In the last eight years, my life has been in absolute turmoil. When I met Yvonne, my life was a rocket that seemed only to be going up. When she fought her second bout with cancer, and my life was feeling hard to me, she taught me not to be tough in the face of adversity, but to embrace it and find my own strength.
When she fought her third battle with cancer, my life was in freefall. She kept me focussed, kept reminding that as long as I lived, change was inevitable and good was as likely as bad. She taught me not to try and change or plan or hope for better, but instead to accept who I was and where I was, and accept that to be alive in the moment was the best possible thing.
After she died, my life crashed into ruin. Since then it’s been a gradual return to steadiness. There have been notable successes as well as failures, but I have never stopped growing as a person.
I am constantly using Yvonne’s lessons as a guide for my life. It’s very hard to accept yourself sometimes, to not plan to be better.
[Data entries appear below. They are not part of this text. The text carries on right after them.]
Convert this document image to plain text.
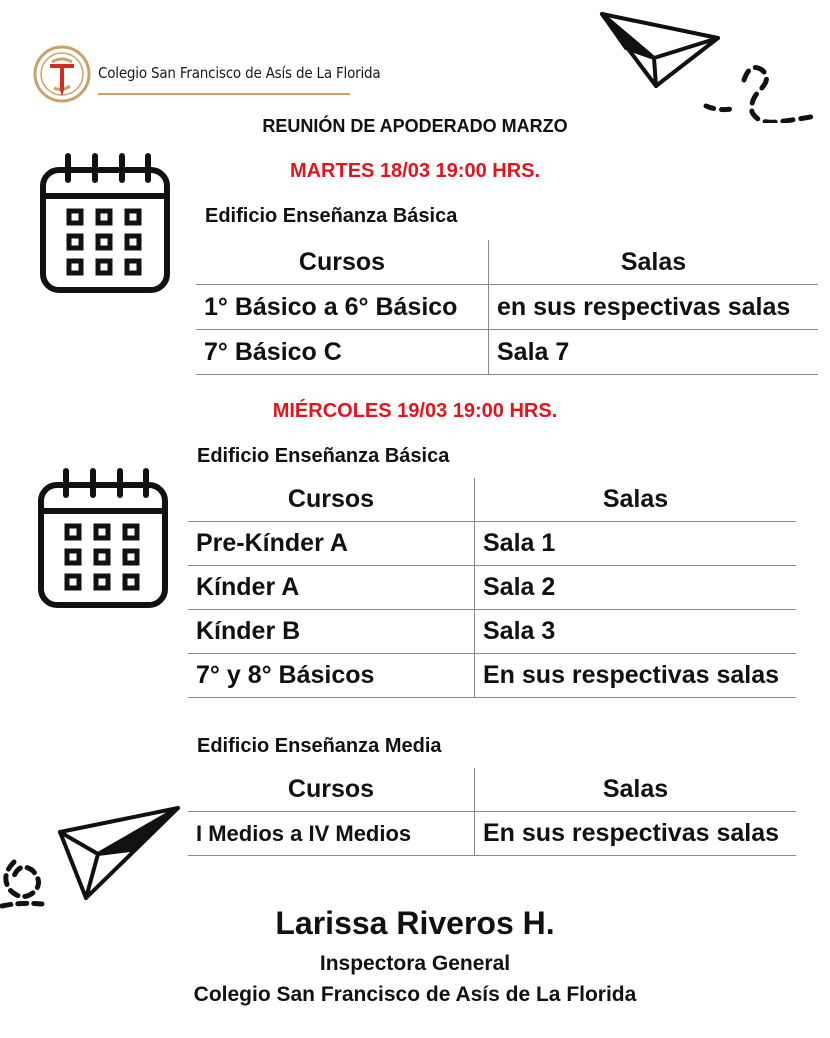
Colegio San Francisco de Asís de La Florida
REUNIÓN DE APODERADO MARZO
MARTES 18/03 19:00 HRS.
Edificio Enseñanza Básica
Cursos	Salas
1° Básico a 6° Básico	en sus respectivas salas
7° Básico C	Sala 7
MIÉRCOLES 19/03 19:00 HRS.
Edificio Enseñanza Básica
Cursos	Salas
Pre-Kínder A	Sala 1
Kínder A	Sala 2
Kínder B	Sala 3
7° y 8° Básicos	En sus respectivas salas
Edificio Enseñanza Media
Cursos	Salas
I Medios a IV Medios	En sus respectivas salas
Larissa Riveros H.
Inspectora General
Colegio San Francisco de Asís de La Florida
If I am a better person tomorrow it will be because I accept who I am today, flaws and all. It will be because I accept where I am today for being the best place I can be, and appreciate it for all that it is worth.
Sometimes that means fighting to your absolute limit and beyond. Sometimes it means reaching deep inside and teaching people to survive the worst that can happen to them. Sometimes it means drinking a cup of coffee, looking out the window, and accepting that you aren’t leaving the couch today.
Today I’m helping teach a workshop on self-defense with two incredibly talented ladies.
When it’s over, I’m going to drink some whisky and toast Yvonne, because her and her lessons still live on in me and everything I teach my students.